I have a longitudinal dataset with individuals of different socioeconomic statuses (SES) divided into 4 classes, high, mid, low mid, and low. For some of the analyses, I only want to show the sample size for low mid group if both the mid and low class groups have at least 5 individuals for that month's observations. Otherwise, I want it to show as NA.

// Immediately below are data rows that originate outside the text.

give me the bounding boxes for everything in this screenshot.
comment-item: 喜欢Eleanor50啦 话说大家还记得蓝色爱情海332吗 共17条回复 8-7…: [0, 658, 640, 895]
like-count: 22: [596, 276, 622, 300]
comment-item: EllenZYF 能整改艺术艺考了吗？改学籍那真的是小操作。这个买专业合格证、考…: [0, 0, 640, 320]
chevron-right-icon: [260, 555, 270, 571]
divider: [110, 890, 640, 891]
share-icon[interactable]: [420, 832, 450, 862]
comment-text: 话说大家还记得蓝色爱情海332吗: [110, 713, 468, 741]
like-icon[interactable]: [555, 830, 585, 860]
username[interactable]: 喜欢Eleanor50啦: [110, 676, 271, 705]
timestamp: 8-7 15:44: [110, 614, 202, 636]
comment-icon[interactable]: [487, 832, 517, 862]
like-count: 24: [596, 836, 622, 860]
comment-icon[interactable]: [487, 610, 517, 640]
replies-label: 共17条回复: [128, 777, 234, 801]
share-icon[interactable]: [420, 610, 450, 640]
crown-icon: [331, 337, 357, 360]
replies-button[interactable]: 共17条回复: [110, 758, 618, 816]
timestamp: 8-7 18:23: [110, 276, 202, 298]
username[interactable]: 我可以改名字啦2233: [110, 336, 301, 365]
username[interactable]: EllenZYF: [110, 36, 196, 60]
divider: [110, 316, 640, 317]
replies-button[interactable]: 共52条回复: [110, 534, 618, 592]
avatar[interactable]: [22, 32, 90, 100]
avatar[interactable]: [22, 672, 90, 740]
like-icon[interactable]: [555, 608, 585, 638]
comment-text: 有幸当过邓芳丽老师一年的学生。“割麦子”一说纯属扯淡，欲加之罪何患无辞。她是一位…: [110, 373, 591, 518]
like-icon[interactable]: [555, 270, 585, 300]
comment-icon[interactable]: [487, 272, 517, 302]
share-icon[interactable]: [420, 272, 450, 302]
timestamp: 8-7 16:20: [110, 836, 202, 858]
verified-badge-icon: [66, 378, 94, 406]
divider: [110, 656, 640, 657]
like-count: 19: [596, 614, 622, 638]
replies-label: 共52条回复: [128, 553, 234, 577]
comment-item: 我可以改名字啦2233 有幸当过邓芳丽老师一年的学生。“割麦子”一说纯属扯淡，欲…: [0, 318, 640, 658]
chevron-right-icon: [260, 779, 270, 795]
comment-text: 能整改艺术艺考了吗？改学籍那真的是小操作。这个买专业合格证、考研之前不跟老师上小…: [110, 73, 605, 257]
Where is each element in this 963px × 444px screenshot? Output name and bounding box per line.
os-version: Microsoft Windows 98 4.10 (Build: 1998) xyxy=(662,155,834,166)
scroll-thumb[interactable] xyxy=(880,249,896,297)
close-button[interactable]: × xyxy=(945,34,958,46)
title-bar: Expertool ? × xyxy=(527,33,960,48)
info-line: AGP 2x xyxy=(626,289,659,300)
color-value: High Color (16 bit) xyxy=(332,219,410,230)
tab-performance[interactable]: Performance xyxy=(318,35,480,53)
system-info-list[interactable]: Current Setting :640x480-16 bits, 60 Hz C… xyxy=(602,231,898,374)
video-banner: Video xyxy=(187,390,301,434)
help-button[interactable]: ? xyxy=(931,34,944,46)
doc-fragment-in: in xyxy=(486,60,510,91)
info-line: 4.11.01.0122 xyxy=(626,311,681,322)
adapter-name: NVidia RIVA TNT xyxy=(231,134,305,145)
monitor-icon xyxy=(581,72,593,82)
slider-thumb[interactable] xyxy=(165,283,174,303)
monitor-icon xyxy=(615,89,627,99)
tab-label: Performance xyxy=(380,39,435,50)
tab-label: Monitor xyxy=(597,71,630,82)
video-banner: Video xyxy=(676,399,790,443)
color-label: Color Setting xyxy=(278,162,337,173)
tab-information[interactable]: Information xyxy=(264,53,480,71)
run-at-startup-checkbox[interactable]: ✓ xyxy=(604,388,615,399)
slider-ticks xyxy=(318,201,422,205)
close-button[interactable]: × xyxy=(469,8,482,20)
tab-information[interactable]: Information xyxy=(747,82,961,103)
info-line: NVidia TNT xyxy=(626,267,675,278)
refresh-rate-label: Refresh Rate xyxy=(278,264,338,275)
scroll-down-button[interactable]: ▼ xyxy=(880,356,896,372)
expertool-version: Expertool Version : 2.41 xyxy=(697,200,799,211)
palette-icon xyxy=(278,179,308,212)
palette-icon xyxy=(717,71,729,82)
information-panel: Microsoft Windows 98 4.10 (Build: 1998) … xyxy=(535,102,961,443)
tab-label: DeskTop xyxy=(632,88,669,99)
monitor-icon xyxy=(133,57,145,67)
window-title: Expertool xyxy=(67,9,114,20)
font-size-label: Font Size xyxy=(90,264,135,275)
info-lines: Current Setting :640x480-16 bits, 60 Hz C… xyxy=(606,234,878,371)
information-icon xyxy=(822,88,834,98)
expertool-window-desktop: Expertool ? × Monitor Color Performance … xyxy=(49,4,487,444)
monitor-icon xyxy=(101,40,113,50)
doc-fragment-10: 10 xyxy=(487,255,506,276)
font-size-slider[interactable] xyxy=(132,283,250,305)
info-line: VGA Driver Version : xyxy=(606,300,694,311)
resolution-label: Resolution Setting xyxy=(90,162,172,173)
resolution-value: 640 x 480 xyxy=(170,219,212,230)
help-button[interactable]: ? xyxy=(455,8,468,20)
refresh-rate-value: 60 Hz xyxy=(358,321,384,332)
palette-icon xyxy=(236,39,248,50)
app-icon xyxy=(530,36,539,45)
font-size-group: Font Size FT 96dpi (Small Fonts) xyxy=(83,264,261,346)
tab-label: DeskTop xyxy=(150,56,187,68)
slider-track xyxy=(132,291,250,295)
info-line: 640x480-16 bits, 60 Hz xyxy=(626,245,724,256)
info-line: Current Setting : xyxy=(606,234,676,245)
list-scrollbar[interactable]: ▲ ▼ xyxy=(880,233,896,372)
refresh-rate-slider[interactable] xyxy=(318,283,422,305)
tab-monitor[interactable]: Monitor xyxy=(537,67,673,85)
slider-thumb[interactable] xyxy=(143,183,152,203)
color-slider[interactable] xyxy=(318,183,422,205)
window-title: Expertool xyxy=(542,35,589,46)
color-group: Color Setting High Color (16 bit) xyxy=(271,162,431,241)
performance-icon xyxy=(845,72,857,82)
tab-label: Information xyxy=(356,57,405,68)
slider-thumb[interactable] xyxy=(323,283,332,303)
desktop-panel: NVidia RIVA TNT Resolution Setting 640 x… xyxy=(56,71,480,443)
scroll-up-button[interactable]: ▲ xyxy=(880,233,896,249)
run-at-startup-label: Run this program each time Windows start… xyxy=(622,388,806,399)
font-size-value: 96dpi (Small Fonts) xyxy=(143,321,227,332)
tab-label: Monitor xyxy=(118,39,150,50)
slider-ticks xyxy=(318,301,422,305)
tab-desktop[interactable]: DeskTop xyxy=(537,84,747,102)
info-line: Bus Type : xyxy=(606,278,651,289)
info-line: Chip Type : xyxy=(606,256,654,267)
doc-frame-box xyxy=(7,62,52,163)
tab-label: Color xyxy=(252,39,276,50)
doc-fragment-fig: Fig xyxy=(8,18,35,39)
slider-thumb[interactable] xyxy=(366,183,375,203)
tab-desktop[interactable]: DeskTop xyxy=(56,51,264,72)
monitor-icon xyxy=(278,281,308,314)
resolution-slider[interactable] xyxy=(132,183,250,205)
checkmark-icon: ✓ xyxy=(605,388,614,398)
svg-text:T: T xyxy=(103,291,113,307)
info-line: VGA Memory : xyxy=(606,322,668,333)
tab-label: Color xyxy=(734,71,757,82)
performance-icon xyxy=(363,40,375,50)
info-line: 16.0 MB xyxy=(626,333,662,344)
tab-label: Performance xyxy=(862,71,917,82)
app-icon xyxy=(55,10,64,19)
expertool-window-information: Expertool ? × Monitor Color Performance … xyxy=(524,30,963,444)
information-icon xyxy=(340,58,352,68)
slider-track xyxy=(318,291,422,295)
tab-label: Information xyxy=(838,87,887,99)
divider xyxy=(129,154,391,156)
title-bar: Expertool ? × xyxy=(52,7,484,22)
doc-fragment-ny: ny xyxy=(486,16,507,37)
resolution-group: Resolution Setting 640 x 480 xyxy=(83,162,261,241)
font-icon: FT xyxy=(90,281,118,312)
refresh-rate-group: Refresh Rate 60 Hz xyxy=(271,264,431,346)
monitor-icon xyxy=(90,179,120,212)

I thought this code would work, but it doesn't. It should give NA the low mid group's 'adjusted_total' column in Jan, but keep it as its current value (40) for Feb. It fails to do the former but accomplishes the latter:
Here's my sample dataset and attempt at getting what I wanted using dplyr's case_when():
library(dplyr)
#Sample dataset
test_data <- tibble(month = c(rep(c("Jan"), 4), rep(c("Feb"), 4)),
ses = c(rep(c("High", "Mid", "Mid Low", "Low"), 2)),
total = c(10, 20, 4, 30, 9, 11, 40, 60),
total_selected = c(9, 10, 8, 3, 8, 6, 8, 6))
#Failed attempt
wrong <- test_data %>%
group_by(month) %>%
mutate(adjusted_total = case_when(
ses == "Mid Low" & total[ses == "Mid"] <5 | total[ses == "Low"] <5 ~ NA_real_,
TRUE ~ total
))
EDIT WITH SOLUTION
I realized that I had a typo in my code. First, I meant an or statement, not an AND. Second, the threshold was too low for my data. When I adjust to an OR statement and the cut off to 15
correct <- tibble(month = c(rep(c("Jan"), 4), rep(c("Feb"), 4)),
ses = c(rep(c("High", "Mid", "Mid Low", "Low"), 2)),
total = c(10, 20, 4, 30, 9, 11, 40, 60),
total_selected = c(9, 10, 8, 3, 8, 6, 8, 6)) %>%
group_by(month) %>%
mutate(adjusted_total = case_when(
ses == "Mid Low" & total[ses == "Mid"] < 15 | total[ses == "Low"] < 15 ~ NA_real_,
TRUE ~ total
))
CodePudding user response:
case_when/ifelse/if_else
all requires the arguments to be of same length. Here, one of the logical expression is of different length. A correct approach would be to wrap with any
of the subset of 'total'
test_data %>%
group_by(month) %>%
mutate(adjusted_total = case_when(
ses == "Mid Low" & any(total[ses %in% c("Mid", "Low")] < 15) ~ NA_real_,
TRUE ~ total
)) %>%
ungroup
-output
# A tibble: 8 × 5
month ses total total_selected adjusted_total
<chr> <chr> <dbl> <dbl> <dbl>
1 Jan High 10 9 10
2 Jan Mid 20 10 20
3 Jan Mid Low 4 8 4
4 Jan Low 30 3 30
5 Feb High 9 8 9
6 Feb Mid 11 6 11
7 Feb Mid Low 40 8 NA
8 Feb Low 60 6 60
Or with replace
test_data %>%
group_by(month) %>%
mutate(adjusted_total = replace(total,
ses == "Mid Low" & any(total[ses %in% c("Mid", "Low")] < 15),
NA)) %>%
ungroup